A word count program in Hadoop

Perhaps the simplest way to get started with understanding programming for Hadoop is a simple word count functionality on a fairly large electronic book. The map program will read in every line of the text separated by a space or tab and return a key-value pair, which is by default assigned to a count of 1. The reduce program will read in all key-value pairs from the map program and sum up the number of similar words.
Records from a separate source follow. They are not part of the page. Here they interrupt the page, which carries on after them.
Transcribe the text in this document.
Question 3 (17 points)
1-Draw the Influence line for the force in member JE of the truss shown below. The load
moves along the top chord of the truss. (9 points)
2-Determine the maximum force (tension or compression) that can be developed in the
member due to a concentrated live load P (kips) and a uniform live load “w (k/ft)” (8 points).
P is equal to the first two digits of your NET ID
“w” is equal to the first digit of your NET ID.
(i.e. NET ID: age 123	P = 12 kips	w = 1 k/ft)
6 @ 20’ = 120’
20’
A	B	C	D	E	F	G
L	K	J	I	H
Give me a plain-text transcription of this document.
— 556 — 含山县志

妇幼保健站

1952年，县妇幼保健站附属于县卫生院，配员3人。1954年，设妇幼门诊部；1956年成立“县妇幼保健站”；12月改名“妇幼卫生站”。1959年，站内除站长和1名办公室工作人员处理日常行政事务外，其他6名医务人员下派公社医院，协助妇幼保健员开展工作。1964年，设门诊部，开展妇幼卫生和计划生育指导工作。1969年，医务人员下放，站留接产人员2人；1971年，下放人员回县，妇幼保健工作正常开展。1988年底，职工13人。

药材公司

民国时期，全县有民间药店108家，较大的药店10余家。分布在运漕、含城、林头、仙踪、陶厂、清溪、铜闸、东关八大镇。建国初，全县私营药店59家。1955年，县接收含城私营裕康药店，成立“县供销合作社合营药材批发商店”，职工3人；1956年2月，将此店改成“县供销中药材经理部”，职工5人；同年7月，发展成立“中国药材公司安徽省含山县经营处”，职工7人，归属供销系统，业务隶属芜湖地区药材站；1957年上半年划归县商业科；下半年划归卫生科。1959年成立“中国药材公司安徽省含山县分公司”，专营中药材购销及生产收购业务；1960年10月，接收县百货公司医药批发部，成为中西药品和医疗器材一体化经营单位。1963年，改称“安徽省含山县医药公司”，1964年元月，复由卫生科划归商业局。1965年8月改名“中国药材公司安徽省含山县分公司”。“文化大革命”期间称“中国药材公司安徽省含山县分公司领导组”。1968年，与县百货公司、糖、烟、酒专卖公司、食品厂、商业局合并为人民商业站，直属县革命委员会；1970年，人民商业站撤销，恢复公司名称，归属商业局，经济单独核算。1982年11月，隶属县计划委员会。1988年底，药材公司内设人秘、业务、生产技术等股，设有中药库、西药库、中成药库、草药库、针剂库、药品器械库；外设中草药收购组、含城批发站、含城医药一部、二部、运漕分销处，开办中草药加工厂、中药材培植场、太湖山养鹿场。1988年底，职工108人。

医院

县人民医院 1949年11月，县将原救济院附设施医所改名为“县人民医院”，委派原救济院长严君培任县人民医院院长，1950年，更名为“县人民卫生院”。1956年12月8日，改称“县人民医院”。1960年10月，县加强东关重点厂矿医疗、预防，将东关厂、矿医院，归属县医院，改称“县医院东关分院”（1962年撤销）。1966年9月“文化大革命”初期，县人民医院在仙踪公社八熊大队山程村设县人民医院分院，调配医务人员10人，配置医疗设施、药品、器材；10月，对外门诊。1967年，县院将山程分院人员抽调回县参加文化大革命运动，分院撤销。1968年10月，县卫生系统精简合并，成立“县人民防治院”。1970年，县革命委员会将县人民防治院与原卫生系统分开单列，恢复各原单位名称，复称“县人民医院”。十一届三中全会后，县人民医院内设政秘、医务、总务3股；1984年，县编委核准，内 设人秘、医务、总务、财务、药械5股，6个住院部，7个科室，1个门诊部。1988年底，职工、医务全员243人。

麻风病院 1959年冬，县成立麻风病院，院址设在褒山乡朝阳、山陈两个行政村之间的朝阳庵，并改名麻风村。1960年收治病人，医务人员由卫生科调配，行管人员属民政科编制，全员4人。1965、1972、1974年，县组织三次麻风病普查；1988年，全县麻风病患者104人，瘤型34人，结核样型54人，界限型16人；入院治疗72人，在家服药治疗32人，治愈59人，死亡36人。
Hadoop will produce an output file that contains a list of words in the book and the number of times the words have appeared.

Downloading sample data

Project Gutenberg hosts over 100,000 free e-books in HTML, EPUB, Kindle, and plain-text UTF-8 formats. For our testing with a sample e-book, let's use Ulysses by James Joyce. The link for the plain text UTF-8 file is http://www.gutenberg.org/ebooks/4300.txt.utf-8. Using Firefox or any other web browser available in the CentOS virtual machine, you can download the file from the URL, and save it as pg4300.txt in the Downloads folder of our home directory, at /home/cloudera/Downloads.
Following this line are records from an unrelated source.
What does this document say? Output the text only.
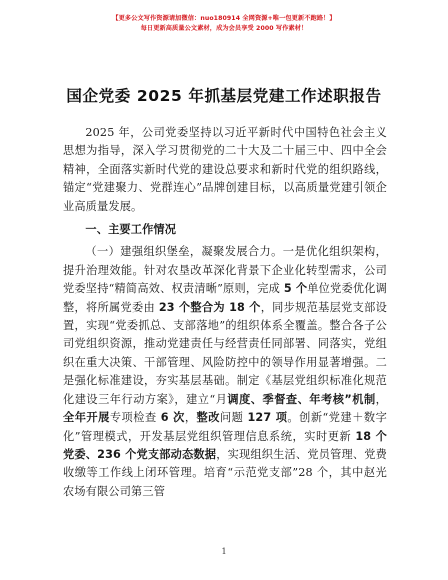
【更多公文写作资源请加微信：nuo180914 全网资源+唯一包更新不跑路！】
每日更新高质量公文素材，成为会员享受 2000 写作素材！
国企党委 2025 年抓基层党建工作述职报告

2025 年，公司党委坚持以习近平新时代中国特色社会主义思想为指导，深入学习贯彻党的二十大及二十届三中、四中全会精神，全面落实新时代党的建设总要求和新时代党的组织路线，锚定“党建聚力、党群连心”品牌创建目标，以高质量党建引领企业高质量发展。

一、主要工作情况

（一）建强组织堡垒，凝聚发展合力。一是优化组织架构，提升治理效能。针对农垦改革深化背景下企业化转型需求，公司党委坚持“精简高效、权责清晰”原则，完成 5 个单位党委优化调整，将所属党委由 23 个整合为 18 个，同步规范基层党支部设置，实现“党委抓总、支部落地”的组织体系全覆盖。整合各子公司党组织资源，推动党建责任与经营责任同部署、同落实，党组织在重大决策、干部管理、风险防控中的领导作用显著增强。二是强化标准建设，夯实基层基础。制定《基层党组织标准化规范化建设三年行动方案》，建立“月调度、季督查、年考核”机制，全年开展专项检查 6 次，整改问题 127 项。创新“党建＋数字化”管理模式，开发基层党组织管理信息系统，实时更新 18 个党委、236 个党支部动态数据，实现组织生活、党员管理、党费收缴等工作线上闭环管理。培育“示范党支部”28 个，其中赵光农场有限公司第三管

1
Once we have our target e-book downloaded onto our local drive, it is time to copy the e-book data in the Hadoop HDFS file store for processing. In the Terminal, run the following command:

[cloudera@quickstart ~]$ hadoop fs -copyFromLocal /home/cloudera/Downloads/pg4300.txt pg4300.txt 

This will copy the e-book to the Hadoop HDFS store with the same filename pg4300.txt.

To ensure that our copy operation is successful, use the hadoop fs –ls command to give us the following output:

[cloudera@quickstart ~]$ hadoop fs -ls  
Found 1 items -rw-r--r--   1 cloudera cloudera    1573150 2014-12-05 22:26 pg4300.txt

The Hadoop file store shows that our file has been copied successfully.

The map program

We will run the map program in Python on Hadoop. Insert the following code in a file named mapper.py so that we can use this later:

#!/usr/bin/python
import sys

for line in sys.stdin:
    for word in line.strip().split():
        print "%s	%d" % (word, 1)

When mapper.py is executed, the interpreter will read in the input buffer that consists of text. All the text will be broken down by empty whitespace characters, and each word will be assigned to a count of 1, separated by a tab character.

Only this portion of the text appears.